Dans l'idéal de l'objectivité absolue, l'observateur de la science est éliminé de la description paléontologique. Mais en même temps la neurophysiologie, la physiologie des sens, nous enseignent que couleurs, formes, définition et identification des objets eux-mêmes sont construits par notre conscience. Cela est vrai du temps aussi: il n'y a pas de temps sans mémoire. Le temps est une des dimensions de l'esprit qui permet aux animaux les plus évolués et à l'homme de planifier leur action future en fonction des acquis du passé, il n'existe pas dans le monde physique. L'évolution créatrice (ou la création évolutive) a élu cette capacité, qui est beaucoup plus efficace qu'une activité réflexe.
L'univers n'a pas une "histoire". Le "grand Livre de la Nature", c'est nous qui venons de l'écrire... Il est écrit en langage mathématique, nous dit Galilée; Einstein, qui l'a si bien déchiffré, pense que "ce qu'il y a de plus incompréhensible à propos du monde est qu'il soit compréhensible"; ils ont tort de s'étonner: notre esprit analyse à l'aide de l'outil mathématique, qu'il a élaboré, le monde de la perception qu'il a lui-même construit... Leur providentielle adaptation se comprend très bien lorsqu'on a compris que le réel est en fait une interface entre l'esprit et un monde-en-soi inconnaissable.
Le scientifique qui décrit les premiers instants après le big-bang s'enfle lui-même en un observateur éternel situé hors système, hors du temps et de l'espace.

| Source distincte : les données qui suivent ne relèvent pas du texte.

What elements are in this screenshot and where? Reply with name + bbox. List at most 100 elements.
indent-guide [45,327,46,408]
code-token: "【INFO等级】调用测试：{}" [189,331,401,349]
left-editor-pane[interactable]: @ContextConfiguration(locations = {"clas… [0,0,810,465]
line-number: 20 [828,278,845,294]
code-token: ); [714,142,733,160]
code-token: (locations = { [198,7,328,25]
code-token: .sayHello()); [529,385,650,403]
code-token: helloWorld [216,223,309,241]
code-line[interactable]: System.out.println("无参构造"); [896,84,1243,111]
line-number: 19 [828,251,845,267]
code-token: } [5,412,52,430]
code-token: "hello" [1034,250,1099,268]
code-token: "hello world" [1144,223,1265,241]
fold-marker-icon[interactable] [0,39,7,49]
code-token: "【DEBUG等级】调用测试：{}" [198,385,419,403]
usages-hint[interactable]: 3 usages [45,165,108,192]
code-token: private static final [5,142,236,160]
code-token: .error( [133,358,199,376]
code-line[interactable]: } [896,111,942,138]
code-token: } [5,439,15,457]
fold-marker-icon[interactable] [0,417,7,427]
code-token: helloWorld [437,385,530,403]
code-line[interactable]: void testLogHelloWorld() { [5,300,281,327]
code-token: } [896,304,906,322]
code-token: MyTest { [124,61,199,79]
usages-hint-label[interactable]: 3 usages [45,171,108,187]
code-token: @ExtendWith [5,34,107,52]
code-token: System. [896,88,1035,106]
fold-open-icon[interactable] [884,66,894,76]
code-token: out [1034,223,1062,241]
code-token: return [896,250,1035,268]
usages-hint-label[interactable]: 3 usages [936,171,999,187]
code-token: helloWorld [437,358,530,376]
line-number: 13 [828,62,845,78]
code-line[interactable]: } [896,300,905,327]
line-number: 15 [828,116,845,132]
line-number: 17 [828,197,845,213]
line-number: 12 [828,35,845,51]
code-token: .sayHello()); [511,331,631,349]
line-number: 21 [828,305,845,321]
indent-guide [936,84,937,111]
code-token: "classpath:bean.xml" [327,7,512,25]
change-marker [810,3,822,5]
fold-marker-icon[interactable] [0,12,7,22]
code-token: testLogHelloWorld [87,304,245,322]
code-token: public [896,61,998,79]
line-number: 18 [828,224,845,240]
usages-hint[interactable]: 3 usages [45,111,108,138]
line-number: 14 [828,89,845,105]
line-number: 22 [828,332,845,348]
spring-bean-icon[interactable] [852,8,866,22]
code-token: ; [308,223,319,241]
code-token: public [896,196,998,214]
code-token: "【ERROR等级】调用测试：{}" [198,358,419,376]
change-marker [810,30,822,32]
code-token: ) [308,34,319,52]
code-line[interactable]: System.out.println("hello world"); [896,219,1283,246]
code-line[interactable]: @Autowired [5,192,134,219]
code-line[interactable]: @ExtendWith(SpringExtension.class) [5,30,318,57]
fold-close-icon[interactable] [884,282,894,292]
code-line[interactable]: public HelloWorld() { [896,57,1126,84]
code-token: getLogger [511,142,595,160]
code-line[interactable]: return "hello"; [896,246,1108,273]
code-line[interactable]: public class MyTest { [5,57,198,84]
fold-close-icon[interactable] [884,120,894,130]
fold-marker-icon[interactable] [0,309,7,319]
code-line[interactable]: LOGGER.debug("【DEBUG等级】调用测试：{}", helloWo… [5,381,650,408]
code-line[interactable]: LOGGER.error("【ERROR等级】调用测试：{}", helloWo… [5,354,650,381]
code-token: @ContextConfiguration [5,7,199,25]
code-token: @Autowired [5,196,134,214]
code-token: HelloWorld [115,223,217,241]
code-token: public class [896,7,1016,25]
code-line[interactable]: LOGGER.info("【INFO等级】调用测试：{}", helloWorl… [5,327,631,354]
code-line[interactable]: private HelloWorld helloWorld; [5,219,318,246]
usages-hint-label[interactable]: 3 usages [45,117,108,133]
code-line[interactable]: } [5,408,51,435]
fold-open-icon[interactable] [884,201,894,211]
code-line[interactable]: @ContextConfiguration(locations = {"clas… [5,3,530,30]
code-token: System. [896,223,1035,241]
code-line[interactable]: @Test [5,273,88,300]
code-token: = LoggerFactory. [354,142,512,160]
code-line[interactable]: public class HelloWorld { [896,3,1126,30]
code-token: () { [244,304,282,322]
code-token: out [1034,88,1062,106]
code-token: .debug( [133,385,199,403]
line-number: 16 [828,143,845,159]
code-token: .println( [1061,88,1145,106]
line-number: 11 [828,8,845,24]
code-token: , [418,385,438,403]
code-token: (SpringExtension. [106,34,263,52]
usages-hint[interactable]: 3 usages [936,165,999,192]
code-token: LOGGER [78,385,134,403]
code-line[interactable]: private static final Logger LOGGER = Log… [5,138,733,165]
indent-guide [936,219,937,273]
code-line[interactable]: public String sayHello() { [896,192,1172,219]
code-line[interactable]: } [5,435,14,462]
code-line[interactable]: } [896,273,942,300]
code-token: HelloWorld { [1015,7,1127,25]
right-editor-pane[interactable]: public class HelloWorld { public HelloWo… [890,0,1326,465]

En réalité, les premières galaxies "situées à dix milliards d'années-lumière" que l'astronome observe, il les voit telles qu'elle sont en ce moment. Il n'y a d'autre simultanéité pour les êtres physiques que nous sommes que celle du lien lumineux qui les relient et les rend présents les uns aux autres. Imaginer qu'en ce moment les pâles galaxies en question sont vieilles de dix milliards d'années de plus revient à se dématérialiser et se projeter hors de l'espace-temps, dans une simultanéité irréelle. Si l'on suivait jusqu'au bout la conception physique du temps, nous ne pourrions jamais être présents l'un à l'autre: la fraction de seconde nécessaire à la lumière pour nous communiquer l'image de notre interlocuteur nous séparerait à jamais de lui...
L'erreur de conception vient à mon avis de ce que nous prenons trop à la lettre la notion de vitesse de la lumière. Dans quoi et par rapport à quoi la lumière se déplacerait-elle? Toute vitesse est relative à un référentiel. La vitesse de la lumière est absolue et a donc un tout autre sens.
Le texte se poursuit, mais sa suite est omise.